On the track in France,our two racehorses won 4 races and were placed 4 times from a total of 13 runs and this provided a tidy return. It was almost enough to make up for the losses in racing in the UK where we had a meagre 3 wins and 11 places from 46 runs.However,we have a nice Galileo filly called Apres Midi to run as ,we hope and believe ,an impoving 4 year old next year while we will look forward to a Shamardal and a Sepoy filly (both 2 year olds) for 2017.

Of the 19 horses that were bred at Laundry Cottage and ran in 2016,8 were winners which we would classify as an ok result if somewhat below the returns in recent years.

Our racing experience in recent years,serves to highlight to economical illogicality of having horses in training in the UK when across the Channel,prize money is so much better. However, introducing economics or logic into racing or breeding is a waste of time as the wealth of countries and prominent individuals undermines value (as price does not matter to that segment of the market). Also the distribution of prize mone needs urgent attention to enable the smaller owner to be rewarded for having a reasonable animal at maiden/class 3 and 4 type level (there is only so much money a Derby winner needs).And,of course,the utility value of owning a racehorse (the thrill of a winner,being part of the  racing milieu,the great “colour” that is British racing etc),is worth a lot to many people and clouds economic reaity . So horses get trained in the UK rather than France and many run stud farms breeding at a loss.
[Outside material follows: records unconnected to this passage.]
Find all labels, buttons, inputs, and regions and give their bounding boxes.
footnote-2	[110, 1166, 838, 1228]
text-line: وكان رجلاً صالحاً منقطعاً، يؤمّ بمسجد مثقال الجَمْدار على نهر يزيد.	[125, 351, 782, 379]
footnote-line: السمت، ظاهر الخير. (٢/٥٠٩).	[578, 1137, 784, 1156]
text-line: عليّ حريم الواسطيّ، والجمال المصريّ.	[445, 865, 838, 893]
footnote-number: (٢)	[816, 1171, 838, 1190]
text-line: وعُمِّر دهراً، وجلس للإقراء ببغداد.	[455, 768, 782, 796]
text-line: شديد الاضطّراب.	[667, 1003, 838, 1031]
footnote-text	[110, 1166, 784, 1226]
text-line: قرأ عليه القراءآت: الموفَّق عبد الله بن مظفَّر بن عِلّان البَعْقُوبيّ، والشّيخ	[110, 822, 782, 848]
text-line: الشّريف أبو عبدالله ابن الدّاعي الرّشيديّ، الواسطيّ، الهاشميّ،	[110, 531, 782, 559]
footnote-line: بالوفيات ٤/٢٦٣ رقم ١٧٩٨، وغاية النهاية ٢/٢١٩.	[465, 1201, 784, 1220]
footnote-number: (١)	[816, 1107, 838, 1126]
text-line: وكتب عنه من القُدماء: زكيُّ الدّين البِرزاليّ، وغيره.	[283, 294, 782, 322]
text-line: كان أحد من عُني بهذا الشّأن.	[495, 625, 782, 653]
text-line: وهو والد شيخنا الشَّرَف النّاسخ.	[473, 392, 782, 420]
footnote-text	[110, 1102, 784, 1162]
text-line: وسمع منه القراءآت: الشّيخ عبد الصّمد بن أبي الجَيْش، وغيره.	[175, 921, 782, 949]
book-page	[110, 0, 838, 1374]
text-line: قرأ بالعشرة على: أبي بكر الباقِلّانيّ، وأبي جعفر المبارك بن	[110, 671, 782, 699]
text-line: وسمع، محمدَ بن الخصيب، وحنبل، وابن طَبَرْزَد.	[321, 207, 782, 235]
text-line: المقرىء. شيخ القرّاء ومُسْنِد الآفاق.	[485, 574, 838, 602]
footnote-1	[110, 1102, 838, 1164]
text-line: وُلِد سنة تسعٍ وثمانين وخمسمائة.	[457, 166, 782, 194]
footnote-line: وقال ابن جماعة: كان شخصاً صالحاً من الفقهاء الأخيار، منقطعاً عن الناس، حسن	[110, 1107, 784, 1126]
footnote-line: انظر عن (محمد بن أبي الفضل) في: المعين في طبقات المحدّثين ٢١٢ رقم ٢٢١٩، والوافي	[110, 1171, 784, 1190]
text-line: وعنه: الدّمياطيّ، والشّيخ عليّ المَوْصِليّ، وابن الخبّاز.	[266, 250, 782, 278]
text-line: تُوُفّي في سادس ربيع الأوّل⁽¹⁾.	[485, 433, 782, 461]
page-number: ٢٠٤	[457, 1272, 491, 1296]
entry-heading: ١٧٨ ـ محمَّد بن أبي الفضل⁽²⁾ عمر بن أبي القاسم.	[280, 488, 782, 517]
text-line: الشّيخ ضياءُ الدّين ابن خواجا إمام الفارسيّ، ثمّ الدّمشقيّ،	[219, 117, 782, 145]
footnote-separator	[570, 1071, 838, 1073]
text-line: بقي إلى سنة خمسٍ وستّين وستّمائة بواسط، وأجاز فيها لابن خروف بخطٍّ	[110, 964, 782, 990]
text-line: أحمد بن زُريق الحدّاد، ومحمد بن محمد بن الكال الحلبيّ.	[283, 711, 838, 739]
The question of breeding “commercially” versus breeding to secure the future of the breed is one that is getting a lot of airtime-and rightly so.  The market is currently skewed towards speed and precocity driven by where the prize money can be maximised and by the need for the “instant gratification” that many owners seek.One part of this debate that has not been raised is the effect of the HMRC rules on “commerciality” which requires stud farms to act in that manner if much needed tax relief during the establishnment of a business is to be received. The taxman would not,I suspect,want to allow relief on losses incurred by using a particular stallion in order to “protect the breed” while losing money relative to using a commercial cover. So many studs are further driven to the commercial “short end ” of the market. Further on this question,it would be useful if the folks who are rightly expressing concern about the negative effects of these trends were able to somehow quantify these negative effects. Quantification and measurement is,it sees to me, essential to oil the wheels of the process of change.

So on to 2017. We will have 6 yearling to sell and have covered 14 mares. In 2017 we will be using a number of stallions including Harzand,Showcasing,Iffraaj,Bobby’s Kitten,Wootton Bassett,Fastnet Rock,Acclamation,Pride of Dubai,Sepoy,Territories,Kyllachy,Outstrip. We hope to use Muhaarar and Oasis Dream also but need to await news on mare qualification!!

On the racetrack,Cap Rocat and Borderforce will again run for Francis Henri Graffard,Apres Midi for Karl Burke, Born to Boom for Karl in partnership with the Albatross Club,a Shamardal ex Tash’s Dream for Michael Bell,a Sepoy ex Dreamily for Ed Vaughan,Duchess of Fife for William Knight and Every Nice Girl for Marco Botti in partnership with Brook Stud.

We will endeavour to update more frequently in 2017!!